In a time when the print newspaper is an endangered species, you'd think Farhi might present the story with the angle being how liberal papers are shooting themselves in the feet with stunts that harm their advertising revenue and subscription base. But no, the thrust of Farhi's piece is how newspapers are cowering away from doing their job. To make this point, Farhi turned to journalism professor Geneva Overholser, who perhaps is most infamous for her call eight years ago for newspapers to identify alleged rape victims (emphasis mine):
Media advocates cast the issue as one of public safety, arguing that disclosure enables people to know who on their block or in their neighborhood is armed. That could guide parents in making decisions about where their children play or with whom they associate.
“It’s a reasonable thing to want to own a gun, so I don’t understand the logic that naming [a gun owner] somehow shames or demonizes them,” said Geneva Overholser, director of the USC Annenberg School of Journalism. Instead, such information “could normalize gun ownership” by showing it to be routine and ordinary.
Moreover, she said, “Why does it invade privacy if a person is doing something legal? I don’t discount the discomfort [of being identified in the newspaper], but if we never printed things that people didn’t want in the paper, the paper would look like Swiss cheese. I think we should champion the reasons that it’s worth doing this.”
Overholser said she was saddened by the silencing of the newspapers that sought public records: “Do we as a nation feel comfortable with a newspaper being forced to collapse in the heat of . . . such a vengeful and threatening response? Is that a good way to determine what we should publish?”
By Overholser's logic, it would be perfectly legitimate for a newspaper to collect, if possible under California law Ms. Overholser's library records. What does Overholser's privacy matter since going to the library and checking out, say, 50 Shades of Grey, is legal. Sure, I imagine it would be highly uncomfortable for Overholser to see her library records in print or online for the world to see, but, what does she have to hide?
In 2005, Overholser dived headlong into controversy with her argument that newspapers should divulge the names of sexual assault victims. Most news agencies, of course, withhold the names of rape victims, in large part with the aim of not discouraging rape victims from going to the police with their complaints for fear of public disclosure. But that doesn't hold water with Overholser, who essentially argued that other news outlets will report the names of rape victims, so newspapers should too (emphasis mine):
In the crime of rape, it is time we named the accuser as well as the accused.

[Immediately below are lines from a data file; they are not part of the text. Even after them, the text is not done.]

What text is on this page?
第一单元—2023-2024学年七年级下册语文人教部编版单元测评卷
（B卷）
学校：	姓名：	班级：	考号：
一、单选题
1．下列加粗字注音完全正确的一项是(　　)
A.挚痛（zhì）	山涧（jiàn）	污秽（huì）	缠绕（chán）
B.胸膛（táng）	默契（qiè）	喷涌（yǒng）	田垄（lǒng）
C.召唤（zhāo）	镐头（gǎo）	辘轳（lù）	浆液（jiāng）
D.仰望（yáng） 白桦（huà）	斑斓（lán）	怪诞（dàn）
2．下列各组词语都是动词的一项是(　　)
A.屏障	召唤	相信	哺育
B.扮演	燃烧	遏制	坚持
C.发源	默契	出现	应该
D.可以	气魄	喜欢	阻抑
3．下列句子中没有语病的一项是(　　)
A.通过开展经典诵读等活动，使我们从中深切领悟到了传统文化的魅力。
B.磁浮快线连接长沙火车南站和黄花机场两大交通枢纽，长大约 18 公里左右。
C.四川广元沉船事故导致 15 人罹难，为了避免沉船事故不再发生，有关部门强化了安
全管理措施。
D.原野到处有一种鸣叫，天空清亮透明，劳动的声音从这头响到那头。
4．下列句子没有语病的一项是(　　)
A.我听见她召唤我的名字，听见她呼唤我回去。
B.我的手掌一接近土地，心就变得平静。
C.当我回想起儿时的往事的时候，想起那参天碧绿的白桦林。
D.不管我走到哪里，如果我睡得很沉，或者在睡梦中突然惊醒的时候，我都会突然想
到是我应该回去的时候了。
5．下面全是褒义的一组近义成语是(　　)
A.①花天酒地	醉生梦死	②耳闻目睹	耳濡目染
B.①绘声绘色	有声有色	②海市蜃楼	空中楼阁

An awful lot of cruelty surrounds the crime of rape. The crime itself, of course, is unspeakably cruel. And the reaction is often cruel, as well. In what other instance are victims so painfully scrutinized? Where else do we see such loathsome insinuations about a victim’s character? So many false assumptions? So much ignorance? Cruelty feeds on ignorance. And I have yet to see ignorance effectively addressed by secrecy.
[...]But here is the new development: As a practical matter, whether shielding rape victims was the right thing to do or not, it no longer makes sense. Newspapers are not — as they once were — the gatekeepers of such information. The culture has changed. Details about the Kobe Bryant accuser are being bandied about by shock jocks and on the Net netherworld. Mainstream media stick to an outdated policy, which has turned into a conceit. This empty posturing produces stories such as the one by the Orange County Register, raising questions about the mental stability of the accuser in the Kobe Bryant case — and then intoning: “The Register is not identifying the woman because of the sensitive nature of the case.” The people who know the woman already know she’s the one involved in this case. Meanwhile, much of the nation hears or reads irresponsible charges against her.
The responsible course for responsible media today is this: Treat the woman who charges rape as we would any other adult victim of crime. Name her, and deal with her respectfully. And leave the trial to the courtroom.
Take Overholser's words and send them to a reporter and say that Todd Akin said them, and I guarantee you the reaction would be predictably rather explosive. But I guess that's the benefit of being a liberal J-school professor ensconced in the ivory tower.
Farhi also curiously omitted that Overholser formerly served as Washington Post ombudsman, something that he should have divulged for purposes of full disclosure.
P.S.: NewsBusters publisher Brent Bozell once tagged Overholser as a "whining liberal windbag" for her resignation in protest from the National Press Foundation subsequent to the Foundation honoring Fox News anchor Brit Hume.